National Youth Ballet 2013 Season
Dancing Times, November 2013 Issue
Review by Laura Dodge
The National Youth Ballet (NYB) gives dancers aged 8-18, many of whom are not in vocational training, a chance to stretch their skills and perform in prestigious venues. For 2013’s talented company, this included the once-in-a-lifetime opportunity to dance at the Coronation Festival at Buckingham Palace. The line-up of alumni is equally as impressive; Royal Ballet soloists Kristen McNally and Emma Maguire both performed with NYB, and other former NYB dancers can be found in major companies including Birmingham Royal Ballet (BRB), English National Ballet and Matthew Bourne’s New Adventures.

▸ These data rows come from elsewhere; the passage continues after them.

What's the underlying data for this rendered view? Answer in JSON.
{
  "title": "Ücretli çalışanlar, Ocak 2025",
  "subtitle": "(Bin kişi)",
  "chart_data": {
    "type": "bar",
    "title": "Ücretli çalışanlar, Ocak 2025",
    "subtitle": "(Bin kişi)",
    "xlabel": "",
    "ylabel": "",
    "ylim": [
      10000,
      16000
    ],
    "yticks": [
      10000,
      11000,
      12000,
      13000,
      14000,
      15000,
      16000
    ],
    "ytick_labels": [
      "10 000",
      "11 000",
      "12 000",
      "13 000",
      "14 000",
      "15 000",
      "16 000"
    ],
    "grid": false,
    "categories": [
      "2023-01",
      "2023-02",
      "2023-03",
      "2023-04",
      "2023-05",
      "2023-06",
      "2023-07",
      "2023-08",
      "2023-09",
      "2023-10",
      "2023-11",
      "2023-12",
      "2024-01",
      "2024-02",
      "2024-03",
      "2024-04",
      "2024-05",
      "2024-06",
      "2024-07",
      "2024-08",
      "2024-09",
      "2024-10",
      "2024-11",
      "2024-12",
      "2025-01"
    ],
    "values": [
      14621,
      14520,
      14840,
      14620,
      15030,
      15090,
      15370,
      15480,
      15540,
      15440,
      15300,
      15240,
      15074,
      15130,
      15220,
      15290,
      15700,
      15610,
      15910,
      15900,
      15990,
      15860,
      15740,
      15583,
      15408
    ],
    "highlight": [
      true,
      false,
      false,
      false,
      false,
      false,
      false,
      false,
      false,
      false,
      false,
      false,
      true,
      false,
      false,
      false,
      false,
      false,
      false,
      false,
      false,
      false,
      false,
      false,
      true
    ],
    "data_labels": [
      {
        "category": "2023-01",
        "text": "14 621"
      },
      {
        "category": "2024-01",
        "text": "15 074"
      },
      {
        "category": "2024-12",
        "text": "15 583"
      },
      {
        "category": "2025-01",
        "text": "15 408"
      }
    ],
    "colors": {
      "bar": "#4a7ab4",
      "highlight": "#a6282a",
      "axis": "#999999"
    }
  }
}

This year’s gala at the Bloomsbury theatre on August 31 showed a diverse range of repertoire that the young dancers seemed to enjoy performing. The highlight was undoubtedly the Edwardian-style Impressions of Sophie, which followed the title character as she grew from small, playful child to geeky teenager, and finally a young woman in the throes of first love. Choreography by Janet Kinson was well-crafted with a charming and engaging narrative, and the ballet gave a large cast of varied ages and abilities the chance to shine. Saskia Gregson-Williams was particularly pleasing as the older Sophie.
Wayne Sleep’s Toad felt disjointed, perhaps due to its being cut down for the purposes of NYB, but it did have some nice moments. Kaine Ward was excellent in the lead role, with wonderful jumps and characterisation, and Gaoler’s Daughter Grace Swaby-Moore also gave a lovely performance, with particularly well-executed pas de deux alongside Ward.
Other ballets in the programmer included Phoebus Arise, a classical quintuplet created by BRB dancer Jonathan Payn, and Mikhail Fokine’s Polovtsian Dances. There was also the rather unusual inclusion of Small House of Uncle Thomas, a quirky dance interlude form the musical The King and I, though it was well performed by the NYB cast.
What was perhaps more impressive than the dancing on display was the quality of the choreography by company members. Seventeen-year-old Alfred Taylor-Gaunt showed real potential in his Chaos at the Keaton Café, a ballet set to jazz music that followed the frenzied events of a new restaurant’s opening night. His choreography was extremely fun and original with a particularly creative pas de deux and some interesting balances and lifts.
There were two entertaining short works, one by Kaine Ward, winner of the Frank Freeman Choreographic Competition, and the other by Arielle Smith, winner of the first-ever Nijinska Cup. Sugar, a contemporary dance for five girls set to a modern reworking of the infamous Sugar Plum Fairy tune, impressed particularly with its clever musicality.